Como indicaciones adicionales, dados los altos volúmenes de pérdidas insensibles, se debe considerar aumentar la humedad ambiental a 70-90%, revisar humidificación en ventilador24 y planificar una reposición muy gradual de la pérdida, para evitar complicaciones asociadas a la sobrecarga hídrica como sería la reapertura del ductus arterioso o congestión cardiopulmonar. El volumen total por indicar, incluyendo el déficit de líquido, no debiera sobrepasar los 200ml/k/día, complementando con mediciones seriadas de la natremia, al menos dos veces por día, para así tener una mejor comprensión del estado del LEC y evitar estos riesgos12.

Por último, se debe aumentar la frecuencia de los balances hasta que se controlen las pérdidas de manera adecuada.

11Humidificación Ambiental

Por la importancia de esta estrategia, como recurso terapéutico, se profundiza en los diversos beneficios de aplicarla en incubadoras. Se ha visto que es fundamental para un adecuado balance hídrico, permitiendo un mejor manejo de las pérdidas transepidérmicas al disminuir el aporte de líquidos y mejora el balance electrolítico, disminuyendo la hipernatremia y las pérdidas insensibles24–26.
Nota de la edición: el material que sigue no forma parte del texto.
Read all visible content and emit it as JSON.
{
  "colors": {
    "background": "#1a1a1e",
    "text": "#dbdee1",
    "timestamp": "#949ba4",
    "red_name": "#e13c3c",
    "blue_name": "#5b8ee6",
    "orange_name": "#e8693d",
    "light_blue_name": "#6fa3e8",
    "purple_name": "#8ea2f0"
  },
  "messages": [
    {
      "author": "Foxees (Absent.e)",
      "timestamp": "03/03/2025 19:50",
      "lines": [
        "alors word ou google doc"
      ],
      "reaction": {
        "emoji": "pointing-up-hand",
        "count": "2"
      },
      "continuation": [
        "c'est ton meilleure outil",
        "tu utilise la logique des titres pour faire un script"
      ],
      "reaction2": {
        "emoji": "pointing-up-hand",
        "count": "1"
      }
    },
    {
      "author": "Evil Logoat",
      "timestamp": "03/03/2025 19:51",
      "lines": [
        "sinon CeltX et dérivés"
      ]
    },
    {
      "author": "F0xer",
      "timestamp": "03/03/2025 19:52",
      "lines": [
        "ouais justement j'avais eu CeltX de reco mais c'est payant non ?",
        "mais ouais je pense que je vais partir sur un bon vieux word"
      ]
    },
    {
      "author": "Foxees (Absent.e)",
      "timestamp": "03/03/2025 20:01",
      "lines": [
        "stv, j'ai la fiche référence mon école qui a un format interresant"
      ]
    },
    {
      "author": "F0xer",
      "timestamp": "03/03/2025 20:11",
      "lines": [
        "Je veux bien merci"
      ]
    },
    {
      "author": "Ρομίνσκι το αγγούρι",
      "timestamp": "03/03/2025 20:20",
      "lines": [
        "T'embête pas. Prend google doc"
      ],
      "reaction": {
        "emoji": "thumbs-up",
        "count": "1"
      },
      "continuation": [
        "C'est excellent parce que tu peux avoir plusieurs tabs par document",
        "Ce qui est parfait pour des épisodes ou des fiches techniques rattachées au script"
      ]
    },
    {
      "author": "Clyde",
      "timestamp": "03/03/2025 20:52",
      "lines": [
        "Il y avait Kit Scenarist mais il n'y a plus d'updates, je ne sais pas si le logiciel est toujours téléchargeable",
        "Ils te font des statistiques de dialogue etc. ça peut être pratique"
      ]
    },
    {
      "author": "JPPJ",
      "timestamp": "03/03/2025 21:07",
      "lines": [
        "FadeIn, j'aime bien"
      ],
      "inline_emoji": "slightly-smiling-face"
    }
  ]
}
Al ajustar el aporte de fluidos, concomitante con una alta humedad ambiental, el recién nacido estará menos expuesto a complicaciones asociadas a la sobrecarga de volumen24, así como menor riesgo de mortalidad y morbilidades en las cuales esta condición tiene un rol27–29, reafirmando la importancia de un adecuado balance y manejo de líquidos.

12Conclusión

Debido a que el adecuado balance del agua es una variable decisiva para la supervivencia en los primeros días de vida, se podría considerar el uso de esta fórmula matemática que resume la experiencia de muchos centros de Neonatología y que se fundamenta en estudios que determinan las variaciones fisiológicas que ocurren en este crítico periodo. Esta fórmula permite simplificar el cálculo de los balances hídricos y orienta en los aportes que individualmente requiere cada niño. Asociada a una planilla de cálculo, podría ser de gran utilidad.